Ese episodio resume tres realidades que arrastramos desde el 7 de octubre.
Las vidas de los palestinos, su soberanía y su futuro no están en sus manos
La primera: Estados Unidos tiene la llave. El eco internacional al plan muestra que cuando Washington decide mover ficha el resto acompaña, por imperfecta que sea la propuesta. Puede parecer que reaviva la vía diplomática, pero esto no debe ocultar lo esencial: esta tragedia era evitable. ¿Por qué? Porque, lejos de actuar como mediador, Estados Unidos es parte en el conflicto, respaldando diplomática y militarmente al autor de las masacres. En otras palabras, el único actor capaz de presionar a Israel es también el garante de su impunidad y el plan que hoy se aplaude no borra esa responsabilidad: la hace más evidente.

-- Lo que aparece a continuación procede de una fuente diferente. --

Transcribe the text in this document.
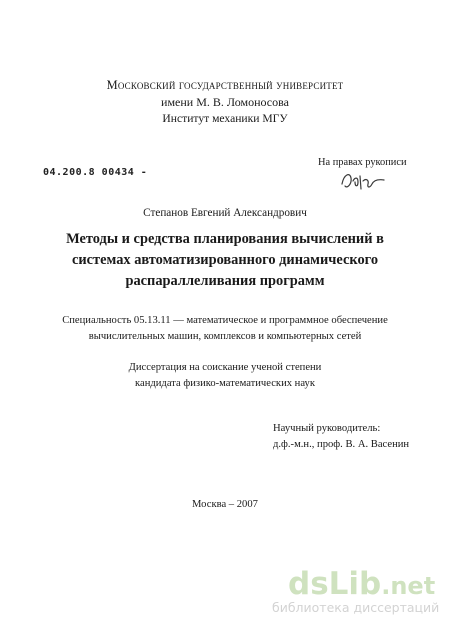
Московский государственный университет
имени М. В. Ломоносова
Институт механики МГУ
На правах рукописи
04.200.8 00434 -
Степанов Евгений Александрович
Методы и средства планирования вычислений в
системах автоматизированного динамического
распараллеливания программ
Специальность 05.13.11 — математическое и программное обеспечение
вычислительных машин, комплексов и компьютерных сетей
Диссертация на соискание ученой степени
кандидата физико-математических наук
Научный руководитель:
д.ф.-м.н., проф. В. А. Васенин
Москва – 2007
dsLib.net
библиотека диссертаций
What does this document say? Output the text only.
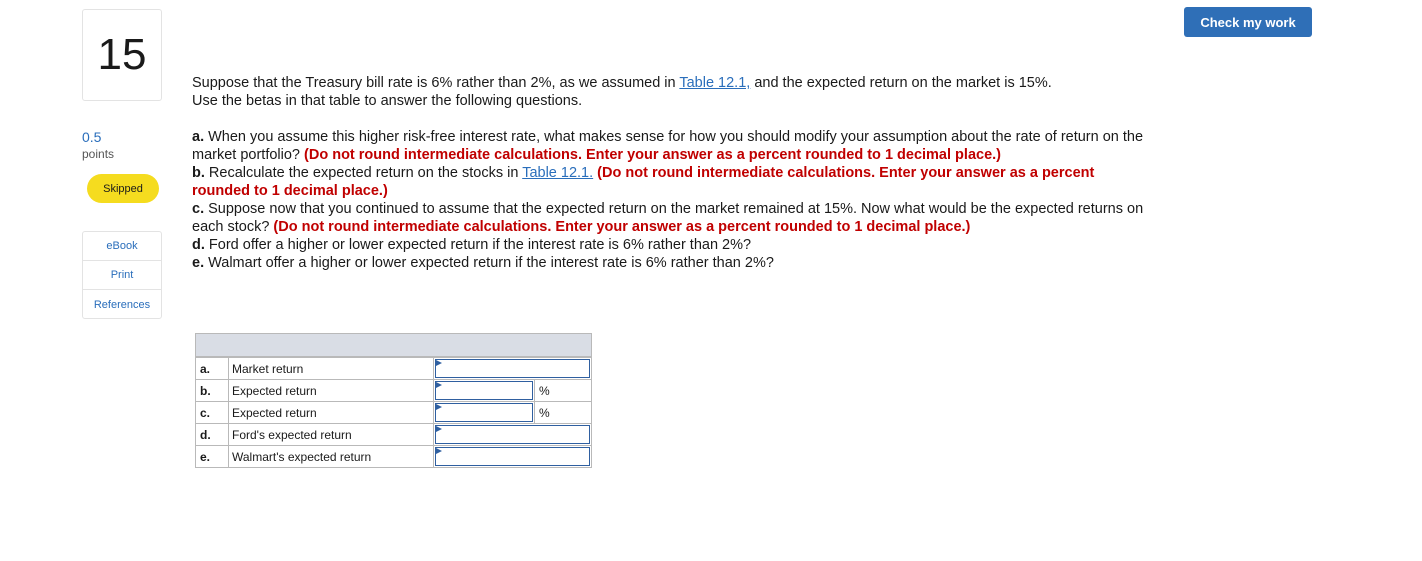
15
0.5
points
Skipped
eBook
Print
References
Check my work

Suppose that the Treasury bill rate is 6% rather than 2%, as we assumed in Table 12.1, and the expected return on the market is 15%.
Use the betas in that table to answer the following questions.

a. When you assume this higher risk-free interest rate, what makes sense for how you should modify your assumption about the rate of return on the market portfolio? (Do not round intermediate calculations. Enter your answer as a percent rounded to 1 decimal place.)

b. Recalculate the expected return on the stocks in Table 12.1. (Do not round intermediate calculations. Enter your answer as a percent rounded to 1 decimal place.)

c. Suppose now that you continued to assume that the expected return on the market remained at 15%. Now what would be the expected returns on each stock? (Do not round intermediate calculations. Enter your answer as a percent rounded to 1 decimal place.)

d. Ford offer a higher or lower expected return if the interest rate is 6% rather than 2%?

e. Walmart offer a higher or lower expected return if the interest rate is 6% rather than 2%?

a.	Market return	

b.	Expected return	%

c.	Expected return	%

d.	Ford's expected return	

e.	Walmart's expected return	
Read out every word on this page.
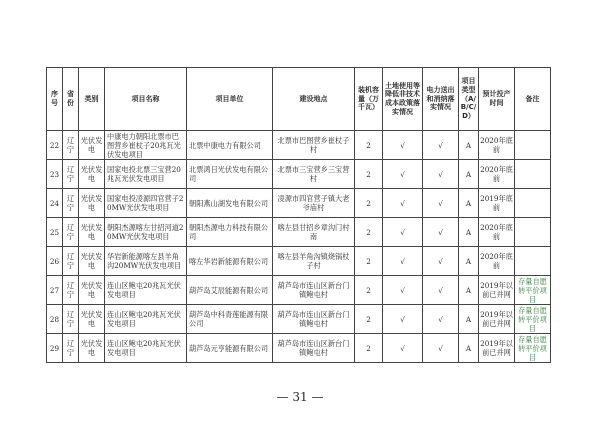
序号	省份	类别	项目名称	项目单位	建设地点	装机容量（万千瓦）	土地使用等降低非技术成本政策落实情况	电力送出和消纳落实情况	项目类型（A/B/C/D）	预计投产时间	备注
22	辽宁	光伏发电	中康电力朝阳北票市巴图营乡崔杖子20兆瓦光伏发电项目	北票中康电力有限公司	北票市巴图营乡崔杖子村	2	√	√	A	2020年底前	
23	辽宁	光伏发电	国家电投北票三宝营20兆瓦光伏发电项目	北票鸿日光伏发电有限公司	北票市三宝营乡三宝营村	2	√	√	A	2020年底前	
24	辽宁	光伏发电	国家电投凌源四官营子20MW光伏发电项目	朝阳燕山湖发电有限公司	凌源市四官营子镇大老爷庙村	2	√	√	A	2019年底前	
25	辽宁	光伏发电	朝阳杰源喀左甘招河道20MW光伏发电项目	朝阳杰源电力科技有限公司	喀左县甘招乡章沟门村南	2	√	√	A	2020年底前	
26	辽宁	光伏发电	华岩新能源喀左县羊角沟20MW光伏发电项目	喀左华岩新能源有限公司	喀左县羊角沟镇烧锅杖子村	2	√	√	A	2020年底前	
27	辽宁	光伏发电	连山区鲍屯20兆瓦光伏发电项目	葫芦岛艾辰能源有限公司	葫芦岛市连山区新台门镇鲍屯村	2	√	√	A	2019年以前已并网	存量自愿转平价项目
28	辽宁	光伏发电	连山区鲍屯20兆瓦光伏发电项目	葫芦岛中科青莲能源有限公司	葫芦岛市连山区新台门镇鲍屯村	2	√	√	A	2019年以前已并网	存量自愿转平价项目
29	辽宁	光伏发电	连山区鲍屯20兆瓦光伏发电项目	葫芦岛元亨能源有限公司	葫芦岛市连山区新台门镇鲍屯村	2	√	√	A	2019年以前已并网	存量自愿转平价项目
— 31 —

La segunda: la diplomacia salva vidas, no la guerra. Dos años de masacres en la franja no han desarmado a Hamas ni devuelto a casa a los rehenes israelíes: 148 han regresado vivos –ocho mediante operaciones militares– y quedan 48 cautivos, vivos o muertos. La inmensa mayoría volvió mediante intercambios negociados; apenas un puñado por la fuerza. Aun así, Netanyahu, cuya supervivencia política depende de la continuación de la guerra, ha saboteado una y otra vez las negociaciones: rupturas de tregua en el 2023 y el 2025, asesinatos de negociadores en Beirut, Teherán y Doha. Lo peor: al eliminar a dirigentes del brazo político de Hamas, deja el poder en manos de líderes militares para quienes la lucha armada no solo es vital, sino existencial. En este contexto, todo menos favorable para la paz, el plan de Trump acentúa el riesgo de convertir la diplomacia en pretexto para consolidar un statu quo que favorece a Israel: presencia militar indefinida en la franja y exclusión de los palestinos de cualquier decisión sobre su futuro.

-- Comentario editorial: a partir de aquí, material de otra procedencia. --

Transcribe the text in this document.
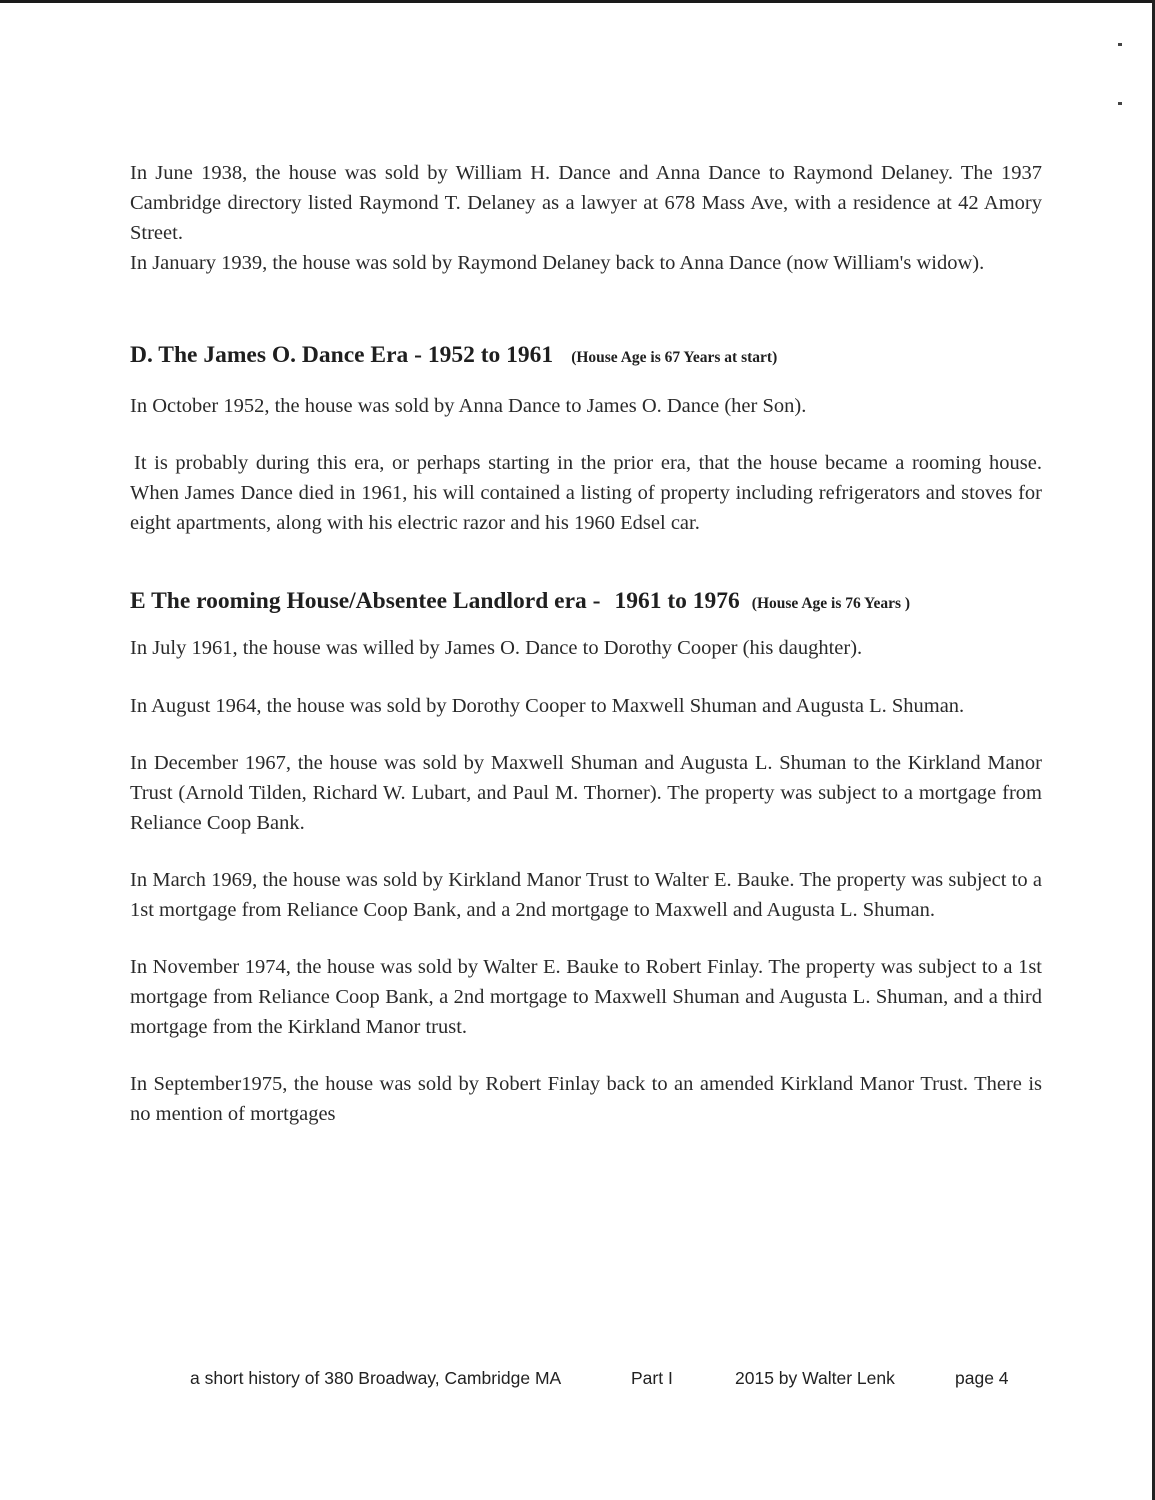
In June 1938, the house was sold by William H. Dance and Anna Dance to Raymond Delaney. The 1937 Cambridge directory listed Raymond T. Delaney as a lawyer at 678 Mass Ave, with a residence at 42 Amory Street.

In January 1939, the house was sold by Raymond Delaney back to Anna Dance (now William's widow).

D. The James O. Dance Era - 1952 to 1961 (House Age is 67 Years at start)

In October 1952, the house was sold by Anna Dance to James O. Dance (her Son).

It is probably during this era, or perhaps starting in the prior era, that the house became a rooming house. When James Dance died in 1961, his will contained a listing of property including refrigerators and stoves for eight apartments, along with his electric razor and his 1960 Edsel car.

E The rooming House/Absentee Landlord era - 1961 to 1976 (House Age is 76 Years )

In July 1961, the house was willed by James O. Dance to Dorothy Cooper (his daughter).

In August 1964, the house was sold by Dorothy Cooper to Maxwell Shuman and Augusta L. Shuman.

In December 1967, the house was sold by Maxwell Shuman and Augusta L. Shuman to the Kirkland Manor Trust (Arnold Tilden, Richard W. Lubart, and Paul M. Thorner). The property was subject to a mortgage from Reliance Coop Bank.

In March 1969, the house was sold by Kirkland Manor Trust to Walter E. Bauke. The property was subject to a 1st mortgage from Reliance Coop Bank, and a 2nd mortgage to Maxwell and Augusta L. Shuman.

In November 1974, the house was sold by Walter E. Bauke to Robert Finlay. The property was subject to a 1st mortgage from Reliance Coop Bank, a 2nd mortgage to Maxwell Shuman and Augusta L. Shuman, and a third mortgage from the Kirkland Manor trust.

In September1975, the house was sold by Robert Finlay back to an amended Kirkland Manor Trust. There is no mention of mortgages

a short history of 380 Broadway, Cambridge MA	Part I	2015 by Walter Lenk	page 4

La tercera: Europa no está a la altura. Durante meses, Bruselas respaldó a Israel en nombre del “derecho a la autodefensa”, una narrativa que hoy se ha derrumbado. Los líderes israelíes ya no ocultan su objetivo: recolonizar Gaza y anexionar Cisjordania. Organismos como la ONU reconocen el carácter genocida de su proyecto. Mientras tanto, Europa sigue actuando como si fuera una crisis humanitaria. Cuando por fin decidió moverse –hace pocos meses– lo hizo tarde y mal: medidas simbólicas, sin costes reales para Tel Aviv. Hoy, mientras aplaude reconocimientos vacíos al Estado palestino y apoya el plan de Trump que lo contradice, la UE sigue ausente de la única mesa que importa: la que busca detener la tragedia y plantear la paz como posibilidad, aunque en términos injustos.
Dos años después, lo que era evidente antes del 7 de octubre queda aún más claro. El más fuerte impone hechos consumados; la superpotencia los facilita o los frena según su cálculo, y quienes podrían ejercer presión se paralizan por miedo a incomodar a Israel. El mensaje que reciben los palestinos es devastador: sus vidas, su soberanía, como su futuro, no están entre sus manos.